Secundus Besuch bei Nikolaus Nikolaus war unzufrieden! Schien der Abend doch verloren, Denn die Spiritisten hatten Peters Geist ihm nicht beschworen, Peters, seines großen Ahnen,

Der stets vor dem Frühstück pflegte Ein paar Köpfe abzuhacken, Weil das Appetit erregte. Nikolaus war unzufrieden, Und er schmähte, bis in Schlummer Seine Augenlider sanken Und er einschlief voller Kummer. — Aber die den Spiritisten Heute nicht gefällig waren Trotz der heftigsten Beschwörung, Geister, kamen doch zum Zaren. Karl der Erste, weiland König Über England, grüßte zierlich; Unterm Arm, statt eines Hutes, Trug den Kopf er sehr manierlich. „Herr Kollege, sie gestatten Doch wohl, also sie zu nennen? Mich, so denk' ich, werden sicher Eure Majestät schon kennen. Durch ein kleines Mißverständnis Kam ich einst in Schwulitäten, Hab' dabei den Kopf verloren, Wie auch andere Majestäten. Und das Mißverständnis — lachen Muß darob ein Mensch von heute: Daß allein ich herrschen wollte. Das begriffen nicht die Leute!
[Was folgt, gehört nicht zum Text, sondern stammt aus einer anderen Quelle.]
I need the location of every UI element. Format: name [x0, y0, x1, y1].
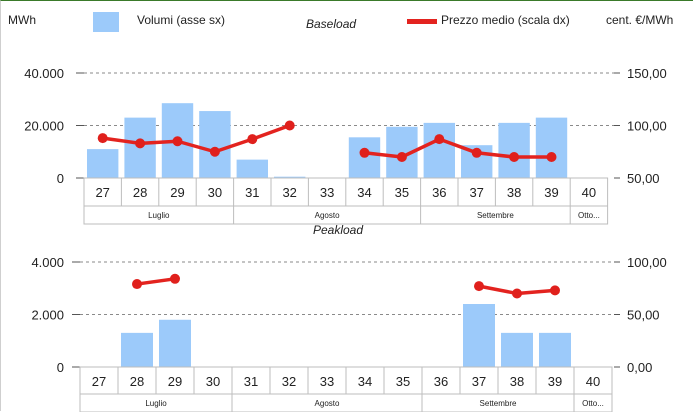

Nikolaus, drum möcht' ich raten: Traue nicht auf 'Gottes Gnaden'; Wird der Kopf dir abgenommen, Hast du ganz allein den Schaden!" Karl der Erste schwenkte zierlich Seinen Kopf gleich einem Hute, Und er wünschte noch dem Zaren Sanfte Nachtruh', süße gute . . . Doch kaum war der Karl gegangen, Kam nun Ludwig, der Sechzehnte, 154

Stellte auf den Nachttisch seinen Kopf, der etwas schläfrig gähnte Und dann anhub: „Nikoläuschen, Sie verzeihen, wenn ich störe; Doch ich komme, weil ich drüben Mancherlei von ihnen höre. Als erfahrener Kollege Möchte ich sie gern belehren, Wie man seines Kopfs entledigt Sich mit Anstand und mit Ehren. Sehen sie, man blickt zum Himmel Hoheitsvoll empor, und schweigend Läßt man sich den Rock ausziehen, Sich nochmals zum Priester neigend. Spricht noch ein'ge fromme Worte, Während sie die Riemen schnallen, TJnd erwartet dann geduldig Des dreieck'gen Beiles Fallen. Drum: Wenn sie den Kopf verlieren Nie die Kontenance, Kollege! So zu den Berufsgenossen Immer ich zu sprechen pflege." Ludwig nahm den Kopf vom Nachttisch An den weißen Puderhaaren, Nickte freundlich und verschwand dann Aus dem Schlafgemach des Zaren. Doch der schrie: „Ich will nicht sterben, Will an meinen Tod nicht denken! Aber heut von den Rebellen Lasse ich ein Dutzend henken!" D W J 1905, S. 4610.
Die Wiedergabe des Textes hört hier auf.